Hi - I found you through Meno. I thank you for your candor as I may (or may not... it's still early) be dealing with a child with some special needs. Not as extreme as yours, but different than the average kid. Maybe. My point: I am just going to do the best I can. I look forward to reading more of your blog.

psycho-therapist said...

god, what a post.
i have a dear friend who has a 17 year old who has a totally different diagnosis (and one even...more). he's antisocial, diabetic, epileptic, OCD and ADHD. she has spent the past 17 years of her life trying to make sense of it all. to love him through the mountains of papers, pills, broken things and heartaches.
what a perfect post. i am going to send it to her. she will relate.
peace.
lisa

tulipmom said...

I don't even know where to begin. I just finished reading Parts I-3 in reverse order and the tears are running down my face. Your love for your son is so palpable. Reading these posts made me feel like I was gazing into a crystal ball and getting a glimpse of my son's future.

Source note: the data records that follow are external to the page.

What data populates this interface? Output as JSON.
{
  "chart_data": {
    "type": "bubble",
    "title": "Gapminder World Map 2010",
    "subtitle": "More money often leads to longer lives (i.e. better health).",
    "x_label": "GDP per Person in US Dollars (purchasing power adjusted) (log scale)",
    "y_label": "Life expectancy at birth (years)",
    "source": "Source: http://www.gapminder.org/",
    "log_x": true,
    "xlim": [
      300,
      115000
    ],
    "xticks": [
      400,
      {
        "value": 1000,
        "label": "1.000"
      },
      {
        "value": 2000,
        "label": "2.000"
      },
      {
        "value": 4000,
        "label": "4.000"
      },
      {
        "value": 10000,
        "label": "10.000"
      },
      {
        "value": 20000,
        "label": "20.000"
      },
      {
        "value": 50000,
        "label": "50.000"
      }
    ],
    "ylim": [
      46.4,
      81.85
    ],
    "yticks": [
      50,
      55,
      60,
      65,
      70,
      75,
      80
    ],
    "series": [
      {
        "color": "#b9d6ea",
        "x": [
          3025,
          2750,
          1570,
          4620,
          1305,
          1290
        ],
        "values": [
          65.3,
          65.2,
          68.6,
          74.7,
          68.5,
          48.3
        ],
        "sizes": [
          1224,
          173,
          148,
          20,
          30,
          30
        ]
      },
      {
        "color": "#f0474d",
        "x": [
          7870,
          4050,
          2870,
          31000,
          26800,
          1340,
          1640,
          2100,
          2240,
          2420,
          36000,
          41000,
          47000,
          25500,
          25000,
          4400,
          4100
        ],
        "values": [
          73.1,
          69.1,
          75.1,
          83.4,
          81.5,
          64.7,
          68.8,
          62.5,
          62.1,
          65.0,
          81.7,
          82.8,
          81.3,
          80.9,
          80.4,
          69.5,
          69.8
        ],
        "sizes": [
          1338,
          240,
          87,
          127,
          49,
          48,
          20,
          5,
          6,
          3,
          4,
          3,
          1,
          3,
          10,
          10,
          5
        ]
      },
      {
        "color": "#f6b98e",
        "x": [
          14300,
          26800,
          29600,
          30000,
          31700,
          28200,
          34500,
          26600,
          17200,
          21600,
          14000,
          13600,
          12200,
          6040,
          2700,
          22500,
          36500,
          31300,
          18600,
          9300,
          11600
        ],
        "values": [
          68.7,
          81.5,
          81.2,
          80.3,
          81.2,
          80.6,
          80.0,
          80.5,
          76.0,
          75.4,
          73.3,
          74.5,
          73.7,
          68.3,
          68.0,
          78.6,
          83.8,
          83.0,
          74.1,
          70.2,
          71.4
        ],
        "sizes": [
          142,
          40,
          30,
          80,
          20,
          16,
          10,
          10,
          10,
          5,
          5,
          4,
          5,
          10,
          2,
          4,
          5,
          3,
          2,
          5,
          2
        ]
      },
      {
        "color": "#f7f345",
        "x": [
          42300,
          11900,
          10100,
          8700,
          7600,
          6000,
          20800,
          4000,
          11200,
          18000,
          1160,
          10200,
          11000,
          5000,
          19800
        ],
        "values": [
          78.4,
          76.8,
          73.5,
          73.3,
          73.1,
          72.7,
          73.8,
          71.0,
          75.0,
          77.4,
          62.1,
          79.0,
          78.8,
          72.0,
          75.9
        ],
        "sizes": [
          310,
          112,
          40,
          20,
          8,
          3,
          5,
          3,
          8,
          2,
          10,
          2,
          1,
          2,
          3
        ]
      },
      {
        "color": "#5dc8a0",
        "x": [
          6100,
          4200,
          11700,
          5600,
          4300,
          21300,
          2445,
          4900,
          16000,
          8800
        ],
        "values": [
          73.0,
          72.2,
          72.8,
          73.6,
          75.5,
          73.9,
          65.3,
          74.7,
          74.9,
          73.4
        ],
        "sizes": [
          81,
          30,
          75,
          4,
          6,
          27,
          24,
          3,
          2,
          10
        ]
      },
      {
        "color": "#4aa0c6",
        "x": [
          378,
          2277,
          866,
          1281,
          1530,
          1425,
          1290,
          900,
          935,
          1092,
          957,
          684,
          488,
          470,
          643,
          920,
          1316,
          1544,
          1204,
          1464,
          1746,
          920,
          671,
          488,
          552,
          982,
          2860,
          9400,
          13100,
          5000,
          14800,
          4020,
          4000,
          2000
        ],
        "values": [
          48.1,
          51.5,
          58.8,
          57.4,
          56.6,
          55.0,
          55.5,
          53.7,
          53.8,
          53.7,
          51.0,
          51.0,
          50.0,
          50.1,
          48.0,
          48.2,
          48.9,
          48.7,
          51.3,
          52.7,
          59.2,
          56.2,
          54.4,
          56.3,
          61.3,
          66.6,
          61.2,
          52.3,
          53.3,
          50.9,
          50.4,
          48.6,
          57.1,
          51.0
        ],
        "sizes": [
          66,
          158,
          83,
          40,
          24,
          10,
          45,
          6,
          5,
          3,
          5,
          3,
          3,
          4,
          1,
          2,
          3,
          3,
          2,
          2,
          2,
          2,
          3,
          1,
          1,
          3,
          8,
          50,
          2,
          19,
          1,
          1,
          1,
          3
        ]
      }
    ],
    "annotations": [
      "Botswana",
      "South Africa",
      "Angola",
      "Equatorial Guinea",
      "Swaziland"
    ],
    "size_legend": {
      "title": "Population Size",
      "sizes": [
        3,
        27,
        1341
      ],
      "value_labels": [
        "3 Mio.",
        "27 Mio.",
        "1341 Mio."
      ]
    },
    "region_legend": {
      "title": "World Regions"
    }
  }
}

I feel like there is so much I could learn from you.

velvet girl said...

Wow, that sounds really tough!

I know that you must get a ton of recommendations on books and treatments (we've got a super stong-willed, highly allergic late talker, so we get that kind of stuff all the time). I just picked up a new book that deals with Autism, ADHD, Asthma and Allergies and these doctors have eliminated many or most of the symptoms of many children like Son17.